The error is pointing at {"payload"=>"[{\"isHeadingHome\":0,. The [payload] field is a string, and Elasticsearch expects it to be an object. Note that the event has a _split_type_failure tag. It may OK that payloadJson is an object -- that's not causing an error.

That Elasticsearch index error was caused by that the "payload" field of the output was a string.

In addition, you have to cope with _split_type_failure tag. It occurs when you use split filter on fields other than string or array.
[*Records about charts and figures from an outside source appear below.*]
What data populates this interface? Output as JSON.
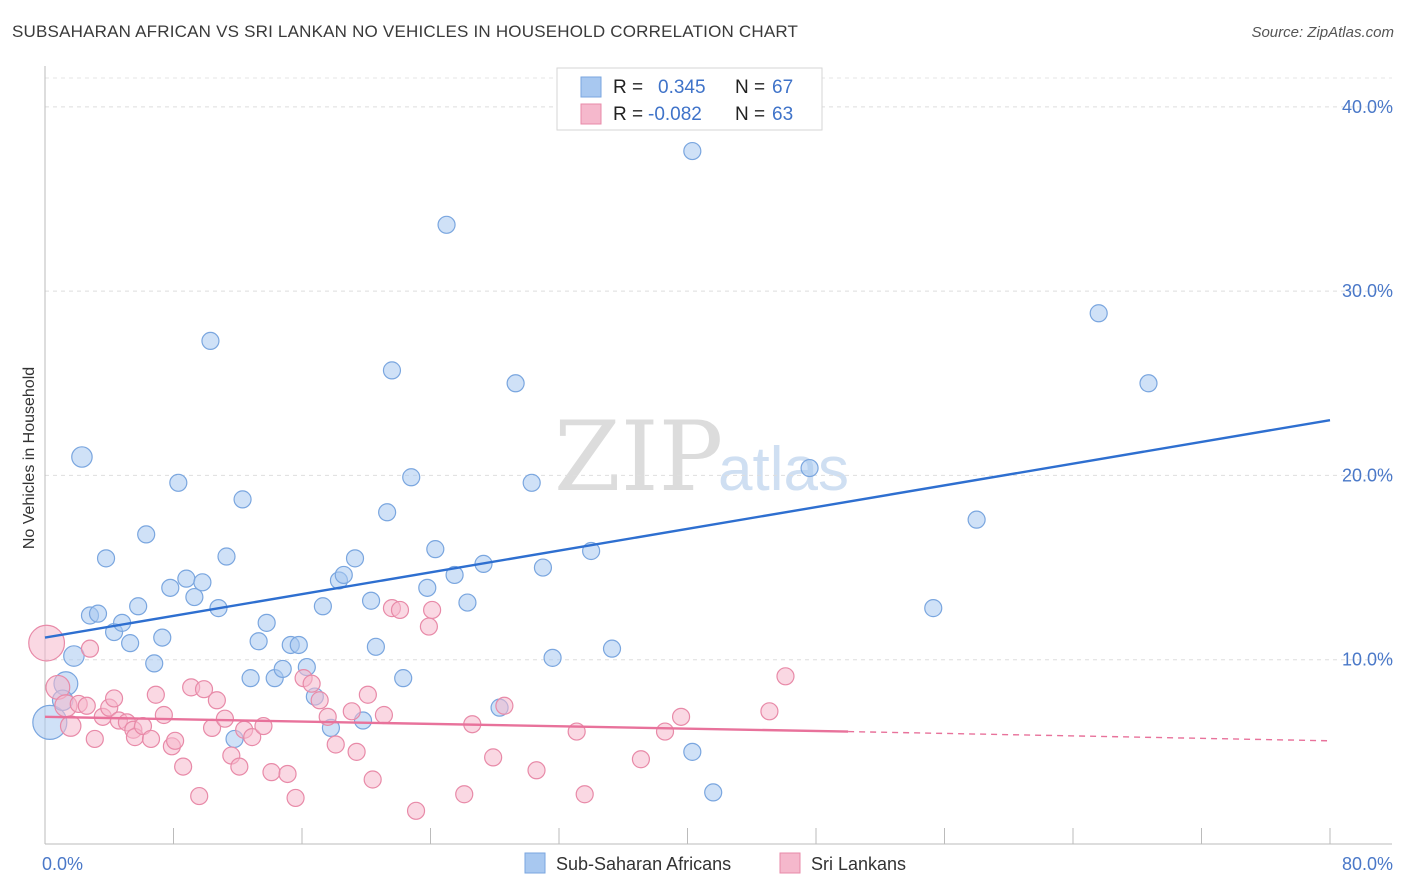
{
  "header": {
    "title": "SUBSAHARAN AFRICAN VS SRI LANKAN NO VEHICLES IN HOUSEHOLD CORRELATION CHART",
    "source": "Source: ZipAtlas.com"
  },
  "watermark": {
    "zip": "ZIP",
    "atlas": "atlas"
  },
  "legend": {
    "rows": [
      {
        "r_label": "R =",
        "r_value": "0.345",
        "n_label": "N =",
        "n_value": "67",
        "color": "#a8c8f0"
      },
      {
        "r_label": "R =",
        "r_value": "-0.082",
        "n_label": "N =",
        "n_value": "63",
        "color": "#f5b8cc"
      }
    ]
  },
  "bottom_legend": [
    {
      "label": "Sub-Saharan Africans",
      "color": "#a8c8f0"
    },
    {
      "label": "Sri Lankans",
      "color": "#f5b8cc"
    }
  ],
  "chart_data": {
    "type": "scatter",
    "title": "SUBSAHARAN AFRICAN VS SRI LANKAN NO VEHICLES IN HOUSEHOLD CORRELATION CHART",
    "ylabel": "No Vehicles in Household",
    "xlim": [
      0,
      80
    ],
    "ylim": [
      0,
      42
    ],
    "x_tick_labels": [
      "0.0%",
      "80.0%"
    ],
    "y_ticks": [
      10,
      20,
      30,
      40
    ],
    "y_tick_labels": [
      "10.0%",
      "20.0%",
      "30.0%",
      "40.0%"
    ],
    "grid": true,
    "legend_position": "top-center",
    "series": [
      {
        "name": "Sub-Saharan Africans",
        "color": "#a8c8f0",
        "stroke": "#7aa6df",
        "trend": {
          "x": [
            0,
            80
          ],
          "y": [
            11.2,
            23.0
          ],
          "color": "#2e6fd0"
        },
        "points": [
          {
            "x": 0.3,
            "y": 6.6,
            "s": 2
          },
          {
            "x": 1.3,
            "y": 8.7,
            "s": 1.4
          },
          {
            "x": 1.1,
            "y": 7.8,
            "s": 1.2
          },
          {
            "x": 1.8,
            "y": 10.2,
            "s": 1.2
          },
          {
            "x": 2.3,
            "y": 21.0,
            "s": 1.2
          },
          {
            "x": 2.8,
            "y": 12.4
          },
          {
            "x": 3.3,
            "y": 12.5
          },
          {
            "x": 3.8,
            "y": 15.5
          },
          {
            "x": 4.3,
            "y": 11.5
          },
          {
            "x": 4.8,
            "y": 12.0
          },
          {
            "x": 5.3,
            "y": 10.9
          },
          {
            "x": 5.8,
            "y": 12.9
          },
          {
            "x": 6.3,
            "y": 16.8
          },
          {
            "x": 6.8,
            "y": 9.8
          },
          {
            "x": 7.3,
            "y": 11.2
          },
          {
            "x": 7.8,
            "y": 13.9
          },
          {
            "x": 8.3,
            "y": 19.6
          },
          {
            "x": 8.8,
            "y": 14.4
          },
          {
            "x": 9.3,
            "y": 13.4
          },
          {
            "x": 9.8,
            "y": 14.2
          },
          {
            "x": 10.3,
            "y": 27.3
          },
          {
            "x": 10.8,
            "y": 12.8
          },
          {
            "x": 11.3,
            "y": 15.6
          },
          {
            "x": 11.8,
            "y": 5.7
          },
          {
            "x": 12.3,
            "y": 18.7
          },
          {
            "x": 12.8,
            "y": 9.0
          },
          {
            "x": 13.3,
            "y": 11.0
          },
          {
            "x": 13.8,
            "y": 12.0
          },
          {
            "x": 14.3,
            "y": 9.0
          },
          {
            "x": 14.8,
            "y": 9.5
          },
          {
            "x": 15.3,
            "y": 10.8
          },
          {
            "x": 15.8,
            "y": 10.8
          },
          {
            "x": 16.3,
            "y": 9.6
          },
          {
            "x": 16.8,
            "y": 8.0
          },
          {
            "x": 17.3,
            "y": 12.9
          },
          {
            "x": 17.8,
            "y": 6.3
          },
          {
            "x": 18.3,
            "y": 14.3
          },
          {
            "x": 18.6,
            "y": 14.6
          },
          {
            "x": 19.3,
            "y": 15.5
          },
          {
            "x": 19.8,
            "y": 6.7
          },
          {
            "x": 20.3,
            "y": 13.2
          },
          {
            "x": 20.6,
            "y": 10.7
          },
          {
            "x": 21.3,
            "y": 18.0
          },
          {
            "x": 21.6,
            "y": 25.7
          },
          {
            "x": 22.3,
            "y": 9.0
          },
          {
            "x": 22.8,
            "y": 19.9
          },
          {
            "x": 23.8,
            "y": 13.9
          },
          {
            "x": 24.3,
            "y": 16.0
          },
          {
            "x": 25.0,
            "y": 33.6
          },
          {
            "x": 25.5,
            "y": 14.6
          },
          {
            "x": 26.3,
            "y": 13.1
          },
          {
            "x": 27.3,
            "y": 15.2
          },
          {
            "x": 28.3,
            "y": 7.4
          },
          {
            "x": 29.3,
            "y": 25.0
          },
          {
            "x": 30.3,
            "y": 19.6
          },
          {
            "x": 31.0,
            "y": 15.0
          },
          {
            "x": 31.6,
            "y": 10.1
          },
          {
            "x": 34.0,
            "y": 15.9
          },
          {
            "x": 35.3,
            "y": 10.6
          },
          {
            "x": 40.3,
            "y": 37.6
          },
          {
            "x": 40.3,
            "y": 5.0
          },
          {
            "x": 41.6,
            "y": 2.8
          },
          {
            "x": 47.6,
            "y": 20.4
          },
          {
            "x": 55.3,
            "y": 12.8
          },
          {
            "x": 58.0,
            "y": 17.6
          },
          {
            "x": 65.6,
            "y": 28.8
          },
          {
            "x": 68.7,
            "y": 25.0
          }
        ]
      },
      {
        "name": "Sri Lankans",
        "color": "#f5b8cc",
        "stroke": "#e88aa8",
        "trend": {
          "x": [
            0,
            50
          ],
          "y": [
            6.9,
            6.1
          ],
          "color": "#e8729b"
        },
        "trend_dashed": {
          "x": [
            50,
            80
          ],
          "y": [
            6.1,
            5.6
          ]
        },
        "points": [
          {
            "x": 0.1,
            "y": 10.9,
            "s": 2.1
          },
          {
            "x": 0.8,
            "y": 8.5,
            "s": 1.4
          },
          {
            "x": 1.3,
            "y": 7.5,
            "s": 1.3
          },
          {
            "x": 1.6,
            "y": 6.4,
            "s": 1.2
          },
          {
            "x": 2.1,
            "y": 7.6
          },
          {
            "x": 2.6,
            "y": 7.5
          },
          {
            "x": 2.8,
            "y": 10.6
          },
          {
            "x": 3.1,
            "y": 5.7
          },
          {
            "x": 3.6,
            "y": 6.9
          },
          {
            "x": 4.0,
            "y": 7.4
          },
          {
            "x": 4.3,
            "y": 7.9
          },
          {
            "x": 4.6,
            "y": 6.7
          },
          {
            "x": 5.1,
            "y": 6.6
          },
          {
            "x": 5.5,
            "y": 6.2
          },
          {
            "x": 5.6,
            "y": 5.8
          },
          {
            "x": 6.1,
            "y": 6.4
          },
          {
            "x": 6.6,
            "y": 5.7
          },
          {
            "x": 6.9,
            "y": 8.1
          },
          {
            "x": 7.4,
            "y": 7.0
          },
          {
            "x": 7.9,
            "y": 5.3
          },
          {
            "x": 8.1,
            "y": 5.6
          },
          {
            "x": 8.6,
            "y": 4.2
          },
          {
            "x": 9.1,
            "y": 8.5
          },
          {
            "x": 9.6,
            "y": 2.6
          },
          {
            "x": 9.9,
            "y": 8.4
          },
          {
            "x": 10.4,
            "y": 6.3
          },
          {
            "x": 10.7,
            "y": 7.8
          },
          {
            "x": 11.2,
            "y": 6.8
          },
          {
            "x": 11.6,
            "y": 4.8
          },
          {
            "x": 12.1,
            "y": 4.2
          },
          {
            "x": 12.4,
            "y": 6.2
          },
          {
            "x": 12.9,
            "y": 5.8
          },
          {
            "x": 13.6,
            "y": 6.4
          },
          {
            "x": 14.1,
            "y": 3.9
          },
          {
            "x": 15.1,
            "y": 3.8
          },
          {
            "x": 15.6,
            "y": 2.5
          },
          {
            "x": 16.1,
            "y": 9.0
          },
          {
            "x": 16.6,
            "y": 8.7
          },
          {
            "x": 17.1,
            "y": 7.8
          },
          {
            "x": 17.6,
            "y": 6.9
          },
          {
            "x": 18.1,
            "y": 5.4
          },
          {
            "x": 19.1,
            "y": 7.2
          },
          {
            "x": 19.4,
            "y": 5.0
          },
          {
            "x": 20.1,
            "y": 8.1
          },
          {
            "x": 20.4,
            "y": 3.5
          },
          {
            "x": 21.1,
            "y": 7.0
          },
          {
            "x": 21.6,
            "y": 12.8
          },
          {
            "x": 22.1,
            "y": 12.7
          },
          {
            "x": 23.1,
            "y": 1.8
          },
          {
            "x": 23.9,
            "y": 11.8
          },
          {
            "x": 24.1,
            "y": 12.7
          },
          {
            "x": 26.1,
            "y": 2.7
          },
          {
            "x": 26.6,
            "y": 6.5
          },
          {
            "x": 27.9,
            "y": 4.7
          },
          {
            "x": 28.6,
            "y": 7.5
          },
          {
            "x": 30.6,
            "y": 4.0
          },
          {
            "x": 33.1,
            "y": 6.1
          },
          {
            "x": 33.6,
            "y": 2.7
          },
          {
            "x": 37.1,
            "y": 4.6
          },
          {
            "x": 38.6,
            "y": 6.1
          },
          {
            "x": 39.6,
            "y": 6.9
          },
          {
            "x": 45.1,
            "y": 7.2
          },
          {
            "x": 46.1,
            "y": 9.1
          }
        ]
      }
    ]
  }
}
the output does not seems to be the result of the shared conf file. There should be some more filters that might cause the error&failure. I wonder if the _split_type_failure came from another split filter. When you share the whole pipeline, somebody could check.

This topic was automatically closed 28 days after the last reply. New replies are no longer allowed.